Bollettini vittoriosi sono stati diramati quando Finmeccanica, ora Leonardo, si
è aggiudicata la commessa di 28 caccia Eurofighter da parte del Kuwait. Accettando
di fermare il cammino di quelle bombe si metterebbero in crisi le scelte di
fondo di politica economica e industriale adottate nel nostro Paese.
Il Piano Sulcis, così come Invitalia, non saprebbero
cosa fare e proporre per convertire un territorio impoverito anche da questa
residua produzione bellica richiesta dalla multinazionale germanica. Non gli
mancherebbero le competenze. È l’orizzonte culturale ad essere determinato da
visioni ben precise come quelle promosse, ad esempio, della Fondazione “Italia
decide” guidata da Luciano Violante, che a febbraio 2018, prima ancora del voto
e in maniera bipartisan, ha promosso la linea di grandi investimenti nel
settore della Difesa. Lo stesso Violante è da ottobre anche presidente della
Fondazione Leonardo. Come fa notare Michele Nones dell’Istituto Affari
internazionali, per paventate ogni riduzione di investimenti nel comparto,
anche il governo attuale «ha confermato con gli alleati, bilateralmente e nel
quadro Nato, l’impegno ad aumentare le spese per la difesa, puntando a un quasi
raddoppio entro il 2024».
Considerando il valore della continuità delle
politiche del settore, assume, quindi, un certo valore la nomina, da parte
della ministro della Difesa Trenta, in quota M5S, del generale di squadra aerea
Carlo Magrassi, già direttore generale degli armamenti, a consigliere del
ministro per la politica industriale.
Come è noto, per motivi sconosciuti, Il senatore
sardo pentastellato Roberto Cotti, da sempre in prima fila per una politica di
pace e coerentemente molto attivo contro le bombe inviate ai sauditi, non è
stato ricandidato dal suo partito movimento.
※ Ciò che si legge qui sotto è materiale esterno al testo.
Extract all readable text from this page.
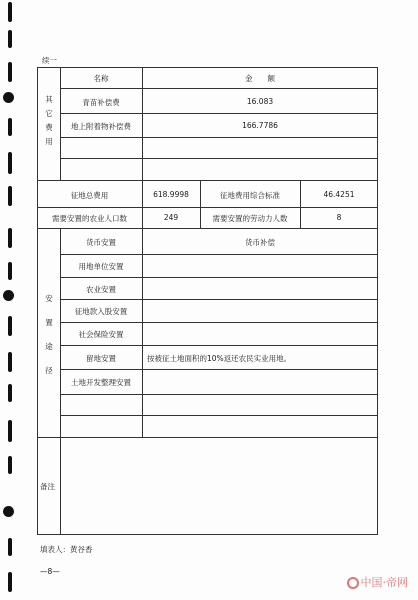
续一
其它费用
名称	金　　额
青苗补偿费	16.083
地上附着物补偿费	166.7786
征地总费用	618.9998	征地费用综合标准	46.4251
需要安置的农业人口数	249	需要安置的劳动力人数	8
安置途径
货币安置	货币补偿
用地单位安置
农业安置
征地款入股安置
社会保险安置
留地安置	按被征土地面积的10%返还农民实业用地。
土地开发整理安置
备注
填表人：黄谷香
—8—
中国·帝网
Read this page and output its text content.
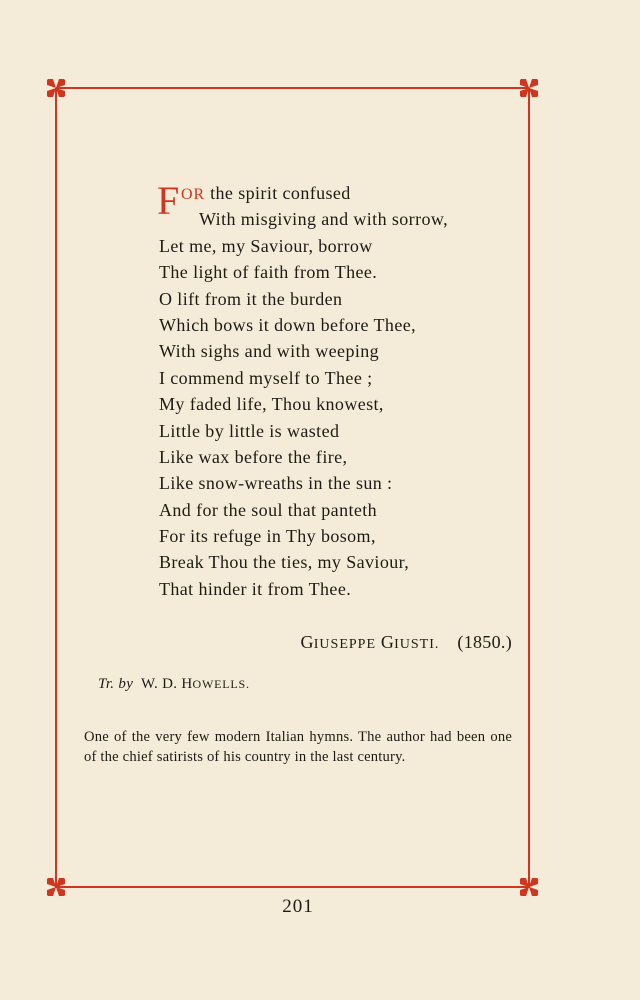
F OR the spirit confused
With misgiving and with sorrow,
Let me, my Saviour, borrow
The light of faith from Thee.
O lift from it the burden
Which bows it down before Thee,
With sighs and with weeping
I commend myself to Thee ;
My faded life, Thou knowest,
Little by little is wasted
Like wax before the fire,
Like snow-wreaths in the sun :
And for the soul that panteth
For its refuge in Thy bosom,
Break Thou the ties, my Saviour,
That hinder it from Thee.
GIUSEPPE GIUSTI. (1850.)
Tr. by W. D. HOWELLS.
One of the very few modern Italian hymns. The author had been one of the chief satirists of his country in the last century.
201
Mercoledì 28 novembre, presso il Senato della
Repubblica, le stesse associazioni che hanno presentato il 21 giugno 2017 le
istanze riprese dalle mozioni parlamentari del 19 settembre dello stesso anno,
ripropongono le medesime motivazioni, dopo ulteriori stragi in Yemen, per
chiedere un cambio di passo alla politica italiana.
È solo un anno fa e sembra un secolo. I pochi dem
dissidenti di allora non son rientrati in Parlamento. La sinistra è decimata.
Al di là delle sigle, resta oggi come sempre la leva della coscienza è l’unica
che resta per salvare la nostra umanità. L’esempio del comitato riconversione Rwm,
che sul territorio si espone ripudiando la logica della guerra, è un esempio di
mite ostinazione da seguire. Già capire questo è un buon inizio.
Lasciando da
parte la pigrizia mentale dei media che si compiacciono a mostrare il solito
abitante di quella terra, che si dice convinto dell’importanza del lavoro
piuttosto della vita di persone lontane, che tanto verrebbero comunque uccise
da armi provenienti da altri siti. È pura distrazione di massa che serve a
coprire una responsabilità nazionale, cioè di noi tutti. Nessuno escluso.